HowTheLightGetsIn: The festival of big ideas seeking to circumvent literary festival cliches

HowTheLightGetsIn Festival (HowTheLightGetsIn)
HowTheLightGetsIn Festival (HowTheLightGetsIn)

“There is an enormous amount of division within society,” Hilary Lawson, the founder of HowTheLightGetsIn festival, tells The Independent. “We need to talk about the ideas that underly those divisions rather than retreating to our different tribal identities.”

Lawson’s brainchild, which is the biggest philosophy and music festival in the world, is something of a panacea to the average literary festival. This is because first off, the festival has music, and secondly, the festival is centred around panel debates and discussions.

“We are fundamentally different to literary festivals in many ways, and that is centrally because we are about ideas and the edge of ideas,” Lawson, whose festival is due to take place at Kenwood House in north London this weekend, explains.

“It is very much about seeking to provide a framework outside of the literary celebrity game of providing authors with vehicles for promoting their book and selling them.”

Lawson, director of the Institute of Art and Ideas, notes the festival is dedicated to having “genuine conversations about where we are going as a culture and a society”, arguing this is a different remit to many literary festivals and the culture which pervades them.

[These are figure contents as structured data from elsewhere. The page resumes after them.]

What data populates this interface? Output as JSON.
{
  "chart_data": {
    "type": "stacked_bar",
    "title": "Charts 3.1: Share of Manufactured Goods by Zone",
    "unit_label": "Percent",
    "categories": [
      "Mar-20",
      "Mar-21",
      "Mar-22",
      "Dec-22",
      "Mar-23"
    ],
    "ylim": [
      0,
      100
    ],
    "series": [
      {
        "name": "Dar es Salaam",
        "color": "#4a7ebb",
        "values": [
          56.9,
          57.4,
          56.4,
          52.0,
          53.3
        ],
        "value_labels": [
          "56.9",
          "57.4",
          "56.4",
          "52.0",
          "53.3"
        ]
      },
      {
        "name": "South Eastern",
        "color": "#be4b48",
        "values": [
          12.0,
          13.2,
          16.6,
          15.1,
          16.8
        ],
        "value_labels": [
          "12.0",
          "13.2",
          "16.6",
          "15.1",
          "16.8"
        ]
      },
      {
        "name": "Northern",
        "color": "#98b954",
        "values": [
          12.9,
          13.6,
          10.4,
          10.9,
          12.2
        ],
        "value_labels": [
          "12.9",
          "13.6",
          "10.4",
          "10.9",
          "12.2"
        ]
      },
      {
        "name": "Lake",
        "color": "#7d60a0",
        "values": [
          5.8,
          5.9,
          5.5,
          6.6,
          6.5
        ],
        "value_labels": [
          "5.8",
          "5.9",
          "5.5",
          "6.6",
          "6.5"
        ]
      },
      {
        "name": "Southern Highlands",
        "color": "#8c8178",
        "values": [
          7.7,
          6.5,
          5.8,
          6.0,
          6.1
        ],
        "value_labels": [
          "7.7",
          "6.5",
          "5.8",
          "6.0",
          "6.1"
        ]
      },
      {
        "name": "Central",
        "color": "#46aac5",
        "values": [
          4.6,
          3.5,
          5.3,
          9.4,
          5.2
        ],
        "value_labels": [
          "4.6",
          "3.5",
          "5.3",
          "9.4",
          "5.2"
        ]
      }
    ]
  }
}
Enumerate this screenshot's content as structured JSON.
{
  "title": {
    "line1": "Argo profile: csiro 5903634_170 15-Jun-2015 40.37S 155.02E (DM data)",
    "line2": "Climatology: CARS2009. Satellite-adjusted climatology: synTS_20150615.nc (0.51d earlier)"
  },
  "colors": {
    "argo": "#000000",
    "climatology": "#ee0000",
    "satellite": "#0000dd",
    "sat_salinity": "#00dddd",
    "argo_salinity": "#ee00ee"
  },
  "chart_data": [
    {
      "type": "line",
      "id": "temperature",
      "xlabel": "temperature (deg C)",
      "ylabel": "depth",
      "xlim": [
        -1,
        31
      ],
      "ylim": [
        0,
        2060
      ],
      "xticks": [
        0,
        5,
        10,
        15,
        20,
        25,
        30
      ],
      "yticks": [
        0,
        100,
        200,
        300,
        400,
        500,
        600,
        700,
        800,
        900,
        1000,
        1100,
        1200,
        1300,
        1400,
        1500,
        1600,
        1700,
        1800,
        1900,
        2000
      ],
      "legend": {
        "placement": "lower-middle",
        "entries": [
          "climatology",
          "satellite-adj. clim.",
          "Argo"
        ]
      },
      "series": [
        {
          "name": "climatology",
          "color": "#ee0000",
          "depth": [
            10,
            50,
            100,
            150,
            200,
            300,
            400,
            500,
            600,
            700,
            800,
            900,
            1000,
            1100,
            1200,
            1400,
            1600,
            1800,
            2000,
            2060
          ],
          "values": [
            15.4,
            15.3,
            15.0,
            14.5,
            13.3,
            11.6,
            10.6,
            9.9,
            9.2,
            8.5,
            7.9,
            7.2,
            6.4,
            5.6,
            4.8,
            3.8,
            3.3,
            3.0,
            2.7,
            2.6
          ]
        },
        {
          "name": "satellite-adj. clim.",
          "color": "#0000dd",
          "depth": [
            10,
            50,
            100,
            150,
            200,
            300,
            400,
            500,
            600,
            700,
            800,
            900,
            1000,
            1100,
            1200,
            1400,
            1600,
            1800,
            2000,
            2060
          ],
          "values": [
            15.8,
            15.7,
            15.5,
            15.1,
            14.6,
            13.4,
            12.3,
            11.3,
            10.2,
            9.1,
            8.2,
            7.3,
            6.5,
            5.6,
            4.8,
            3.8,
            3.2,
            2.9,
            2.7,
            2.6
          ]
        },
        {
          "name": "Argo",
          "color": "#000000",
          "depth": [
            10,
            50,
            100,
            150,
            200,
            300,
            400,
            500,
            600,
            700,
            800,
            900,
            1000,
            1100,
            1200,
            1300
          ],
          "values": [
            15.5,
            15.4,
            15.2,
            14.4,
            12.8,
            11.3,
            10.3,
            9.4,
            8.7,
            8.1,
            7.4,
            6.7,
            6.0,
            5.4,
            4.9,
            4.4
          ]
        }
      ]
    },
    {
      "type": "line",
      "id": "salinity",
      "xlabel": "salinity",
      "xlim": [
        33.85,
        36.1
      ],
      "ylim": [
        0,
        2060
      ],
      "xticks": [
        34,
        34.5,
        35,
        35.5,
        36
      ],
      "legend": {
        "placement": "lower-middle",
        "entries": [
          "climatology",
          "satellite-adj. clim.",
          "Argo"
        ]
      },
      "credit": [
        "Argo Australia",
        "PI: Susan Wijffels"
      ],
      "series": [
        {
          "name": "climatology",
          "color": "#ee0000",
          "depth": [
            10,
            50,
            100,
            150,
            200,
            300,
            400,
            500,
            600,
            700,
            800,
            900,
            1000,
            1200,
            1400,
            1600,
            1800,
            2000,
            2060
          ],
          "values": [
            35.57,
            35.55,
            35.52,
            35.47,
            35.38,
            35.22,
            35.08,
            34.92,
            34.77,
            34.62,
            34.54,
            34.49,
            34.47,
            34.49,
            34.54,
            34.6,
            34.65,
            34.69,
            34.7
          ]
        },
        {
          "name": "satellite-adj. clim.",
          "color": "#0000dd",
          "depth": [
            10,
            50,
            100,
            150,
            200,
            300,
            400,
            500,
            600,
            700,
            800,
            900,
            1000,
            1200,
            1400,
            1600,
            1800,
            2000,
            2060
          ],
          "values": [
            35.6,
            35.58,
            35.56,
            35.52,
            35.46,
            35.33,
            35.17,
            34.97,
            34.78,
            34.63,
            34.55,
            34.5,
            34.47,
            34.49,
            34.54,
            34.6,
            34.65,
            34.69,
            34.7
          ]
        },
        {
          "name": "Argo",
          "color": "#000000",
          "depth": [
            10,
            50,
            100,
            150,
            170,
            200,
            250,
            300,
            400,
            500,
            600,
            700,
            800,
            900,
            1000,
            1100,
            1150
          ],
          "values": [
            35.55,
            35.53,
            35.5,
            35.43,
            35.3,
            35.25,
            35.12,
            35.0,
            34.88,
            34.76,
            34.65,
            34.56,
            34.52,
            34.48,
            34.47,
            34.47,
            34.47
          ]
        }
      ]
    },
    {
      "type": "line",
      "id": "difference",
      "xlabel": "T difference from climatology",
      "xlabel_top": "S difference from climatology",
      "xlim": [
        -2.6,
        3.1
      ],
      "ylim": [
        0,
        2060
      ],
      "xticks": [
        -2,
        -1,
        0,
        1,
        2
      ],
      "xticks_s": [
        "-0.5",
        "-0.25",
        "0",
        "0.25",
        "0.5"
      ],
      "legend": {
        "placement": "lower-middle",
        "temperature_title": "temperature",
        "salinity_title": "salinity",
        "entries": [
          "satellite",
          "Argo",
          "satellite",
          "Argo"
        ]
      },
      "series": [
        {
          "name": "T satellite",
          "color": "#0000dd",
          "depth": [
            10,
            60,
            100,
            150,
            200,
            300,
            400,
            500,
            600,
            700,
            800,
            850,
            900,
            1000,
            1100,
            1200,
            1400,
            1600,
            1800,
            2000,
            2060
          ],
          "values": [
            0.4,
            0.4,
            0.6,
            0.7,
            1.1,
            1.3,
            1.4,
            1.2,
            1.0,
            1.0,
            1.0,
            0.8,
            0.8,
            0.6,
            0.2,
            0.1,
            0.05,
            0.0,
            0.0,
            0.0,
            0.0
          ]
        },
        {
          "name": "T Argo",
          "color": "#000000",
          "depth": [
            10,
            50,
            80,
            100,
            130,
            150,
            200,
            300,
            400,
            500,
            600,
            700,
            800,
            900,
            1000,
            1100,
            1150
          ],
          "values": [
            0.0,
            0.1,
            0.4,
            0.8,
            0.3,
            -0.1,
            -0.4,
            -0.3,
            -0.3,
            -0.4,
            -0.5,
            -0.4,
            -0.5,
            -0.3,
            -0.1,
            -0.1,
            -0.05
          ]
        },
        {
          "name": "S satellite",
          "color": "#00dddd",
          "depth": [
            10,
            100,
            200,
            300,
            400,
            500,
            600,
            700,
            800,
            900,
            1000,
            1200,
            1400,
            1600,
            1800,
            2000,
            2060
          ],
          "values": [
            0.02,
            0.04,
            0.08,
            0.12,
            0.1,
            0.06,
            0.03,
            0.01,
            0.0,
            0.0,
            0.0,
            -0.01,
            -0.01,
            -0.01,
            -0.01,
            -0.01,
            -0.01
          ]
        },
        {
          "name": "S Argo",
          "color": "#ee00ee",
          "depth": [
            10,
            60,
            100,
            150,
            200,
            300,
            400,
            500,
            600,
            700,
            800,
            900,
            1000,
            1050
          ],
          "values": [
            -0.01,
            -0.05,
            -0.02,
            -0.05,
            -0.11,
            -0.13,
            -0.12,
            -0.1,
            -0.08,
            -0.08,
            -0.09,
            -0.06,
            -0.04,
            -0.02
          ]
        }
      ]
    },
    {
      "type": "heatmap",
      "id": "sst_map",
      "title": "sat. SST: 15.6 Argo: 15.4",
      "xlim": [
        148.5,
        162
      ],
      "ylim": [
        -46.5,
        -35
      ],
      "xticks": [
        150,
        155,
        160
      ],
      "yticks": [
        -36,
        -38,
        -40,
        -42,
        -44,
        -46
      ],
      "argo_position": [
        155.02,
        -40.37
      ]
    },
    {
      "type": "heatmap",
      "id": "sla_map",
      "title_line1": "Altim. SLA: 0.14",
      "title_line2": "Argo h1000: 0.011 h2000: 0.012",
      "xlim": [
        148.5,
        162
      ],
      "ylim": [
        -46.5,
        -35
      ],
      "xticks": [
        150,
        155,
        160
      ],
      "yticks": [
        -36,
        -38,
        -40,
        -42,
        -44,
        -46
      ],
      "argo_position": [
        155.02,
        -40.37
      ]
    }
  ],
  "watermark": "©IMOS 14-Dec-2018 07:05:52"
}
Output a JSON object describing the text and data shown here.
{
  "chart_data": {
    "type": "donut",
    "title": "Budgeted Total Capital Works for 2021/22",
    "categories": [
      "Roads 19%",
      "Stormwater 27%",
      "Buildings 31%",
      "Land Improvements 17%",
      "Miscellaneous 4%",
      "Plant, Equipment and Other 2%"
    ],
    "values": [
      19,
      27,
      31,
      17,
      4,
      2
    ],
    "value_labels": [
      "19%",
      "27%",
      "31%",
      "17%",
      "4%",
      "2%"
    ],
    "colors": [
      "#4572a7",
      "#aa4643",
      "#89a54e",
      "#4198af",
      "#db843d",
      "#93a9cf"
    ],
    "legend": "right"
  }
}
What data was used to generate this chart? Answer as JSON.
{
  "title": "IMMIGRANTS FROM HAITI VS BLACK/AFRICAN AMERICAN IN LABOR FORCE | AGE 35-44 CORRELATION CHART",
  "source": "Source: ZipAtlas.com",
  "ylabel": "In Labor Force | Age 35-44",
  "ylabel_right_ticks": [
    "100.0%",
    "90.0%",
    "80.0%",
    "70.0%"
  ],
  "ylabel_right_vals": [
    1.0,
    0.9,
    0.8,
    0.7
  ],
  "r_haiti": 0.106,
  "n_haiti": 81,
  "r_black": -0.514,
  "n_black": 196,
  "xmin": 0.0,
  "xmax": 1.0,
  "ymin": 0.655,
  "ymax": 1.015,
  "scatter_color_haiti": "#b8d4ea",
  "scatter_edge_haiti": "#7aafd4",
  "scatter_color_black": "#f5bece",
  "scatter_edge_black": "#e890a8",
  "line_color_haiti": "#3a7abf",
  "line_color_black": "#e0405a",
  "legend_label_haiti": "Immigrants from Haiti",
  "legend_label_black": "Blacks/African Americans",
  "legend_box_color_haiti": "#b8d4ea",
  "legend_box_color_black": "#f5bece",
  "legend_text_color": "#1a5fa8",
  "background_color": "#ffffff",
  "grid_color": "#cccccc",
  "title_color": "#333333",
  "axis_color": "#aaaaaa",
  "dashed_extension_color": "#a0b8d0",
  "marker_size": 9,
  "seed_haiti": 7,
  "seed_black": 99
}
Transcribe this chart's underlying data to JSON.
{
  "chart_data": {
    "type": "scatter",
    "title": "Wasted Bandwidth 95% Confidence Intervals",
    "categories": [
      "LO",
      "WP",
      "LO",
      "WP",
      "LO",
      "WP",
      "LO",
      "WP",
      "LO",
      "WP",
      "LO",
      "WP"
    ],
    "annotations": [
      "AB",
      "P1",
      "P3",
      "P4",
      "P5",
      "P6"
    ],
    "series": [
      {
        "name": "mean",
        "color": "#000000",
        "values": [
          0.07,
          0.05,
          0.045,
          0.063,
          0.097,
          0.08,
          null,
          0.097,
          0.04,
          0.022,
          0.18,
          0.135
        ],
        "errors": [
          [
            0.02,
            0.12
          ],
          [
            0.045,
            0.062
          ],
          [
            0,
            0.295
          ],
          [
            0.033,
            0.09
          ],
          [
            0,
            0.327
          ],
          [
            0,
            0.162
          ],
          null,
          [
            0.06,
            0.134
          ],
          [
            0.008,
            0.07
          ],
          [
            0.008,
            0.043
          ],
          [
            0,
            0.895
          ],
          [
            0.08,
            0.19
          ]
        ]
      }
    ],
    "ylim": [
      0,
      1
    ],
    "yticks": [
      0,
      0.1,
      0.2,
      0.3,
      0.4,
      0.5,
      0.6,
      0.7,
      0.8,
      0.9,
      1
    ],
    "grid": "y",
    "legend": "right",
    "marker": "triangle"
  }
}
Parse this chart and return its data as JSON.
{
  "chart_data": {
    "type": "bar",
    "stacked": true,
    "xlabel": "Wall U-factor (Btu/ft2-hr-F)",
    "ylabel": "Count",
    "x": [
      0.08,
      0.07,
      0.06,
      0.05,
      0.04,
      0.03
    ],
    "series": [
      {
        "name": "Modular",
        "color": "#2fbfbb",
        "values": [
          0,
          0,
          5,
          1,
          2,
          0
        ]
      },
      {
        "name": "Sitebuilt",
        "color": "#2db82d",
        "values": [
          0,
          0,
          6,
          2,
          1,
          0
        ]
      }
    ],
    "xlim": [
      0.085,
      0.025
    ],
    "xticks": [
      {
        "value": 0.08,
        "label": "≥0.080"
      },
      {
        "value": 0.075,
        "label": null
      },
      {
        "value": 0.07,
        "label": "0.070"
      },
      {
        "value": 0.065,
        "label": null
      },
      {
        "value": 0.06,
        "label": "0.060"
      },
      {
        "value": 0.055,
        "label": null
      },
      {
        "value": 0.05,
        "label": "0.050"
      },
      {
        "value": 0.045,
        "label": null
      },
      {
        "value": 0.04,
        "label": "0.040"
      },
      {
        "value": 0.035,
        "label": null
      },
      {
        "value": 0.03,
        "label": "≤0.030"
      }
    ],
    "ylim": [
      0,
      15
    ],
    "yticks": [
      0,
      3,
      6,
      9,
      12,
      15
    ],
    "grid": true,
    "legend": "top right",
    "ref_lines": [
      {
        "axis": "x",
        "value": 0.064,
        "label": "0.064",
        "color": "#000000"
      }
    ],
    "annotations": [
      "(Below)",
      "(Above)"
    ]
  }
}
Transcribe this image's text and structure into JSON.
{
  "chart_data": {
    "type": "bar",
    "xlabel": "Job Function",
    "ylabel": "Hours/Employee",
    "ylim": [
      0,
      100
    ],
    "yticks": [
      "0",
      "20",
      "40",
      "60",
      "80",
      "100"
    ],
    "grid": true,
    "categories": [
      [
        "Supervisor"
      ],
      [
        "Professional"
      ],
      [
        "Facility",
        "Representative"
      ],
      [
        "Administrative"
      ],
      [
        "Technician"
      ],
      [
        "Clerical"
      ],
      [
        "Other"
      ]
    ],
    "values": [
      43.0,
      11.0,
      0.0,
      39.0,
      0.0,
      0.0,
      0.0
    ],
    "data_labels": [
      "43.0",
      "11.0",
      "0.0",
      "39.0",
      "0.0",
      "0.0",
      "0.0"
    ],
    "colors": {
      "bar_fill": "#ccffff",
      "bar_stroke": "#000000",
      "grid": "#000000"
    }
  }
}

He notes while, yes, you can purchase speaker’s books, this is by no means the driving force of the festival.

But HowTheLightGetsIn has had its fair share of big-name attendees over the years - with previous speakers at the festival spanning from Noam Chomsky, renowned academic, to Brian Eno, the English musician, Ed Milliband, former Labour Party leader, Philip Pullman, best-selling author, to two authors both famed for whipping up controversy, Richard Dawkins and Slavoj Zizek.

While the festival held on 1-2 October will be headlined by novelist, Esther Freud, Peter Singer, the “godfather of altruism”, as well as reality theorist Donald Hoffman, among others.

HowTheLightGetsIn Festival (HowTheLightGetsIn Festival)
HowTheLightGetsIn Festival (HowTheLightGetsIn Festival)

Lawson, a philosopher himself, notes festival-goers might find themselves standing next to a “Nobel prize winner in the coffee queue” due to the event not having a VIP area - adding that this alters the atmosphere of the festival.

“The festival is full of people talking about what they have just heard,” Lawson, who is famed for his theory of closure, reflects. “Discussing every topic from consciousness and reality to equality and political issues about where we are going as a country. Everyone is really engaged.”

HowThe LightGetsIn festival is ultimately committed to liberating philosophy from the far-flung elitist ivory tower of academia and making life’s big ideas and perennial questions more accessible and exciting.

“Breaking the notion we can’t talk about big ideas and we will be leaving talking about philosophy to Parisian taxi drivers,” Lawson adds. “I think the music is an important element as it stops it being too status-driven.”

This year will see music from 2022 Mercury nominee Gwenno, and Django Django, the 2012 Mercury Nominee. While myself, The Independent’s Women’s Correspondent, will be talking in a debate, alongside others, titled No Forbidden Fruit, centred around how attitudes to sex have changed in recent years.

“We are more open about sex than ever before,” reads the festival blurb. “No topic too outrageous to discuss. No concern too personal to share. But are we making a mistake? Surveys show across all adults a marked decrease in the frequency we have sex with a partner. And a 40 per cent decrease in having regular sex amongst young people. Is our very openness about sex making it less exciting, less transgressive, and less desirable?”

More details on HowTheLightGetsIn can be found here. As a festival partner, The Independent is offering a 20 per cent discount on tickets with the code INDY22. Don’t miss out on tickets here.

But for those of you who are unable to make it to the festival, fortunately, all the debates and talks will bit by bit be released online in the coming months via the Institute of Art and Ideas online platform, IAI.TV.

“We are wanting to address the underlying differences in the way that we think and hold the world,” Lawson says of the festival. “Those differences have generated in recent times really deep divisions in society. Most of the time the communication around those is simply based on people slagging off the counterview and promoting their own. So there is not much listening going on.”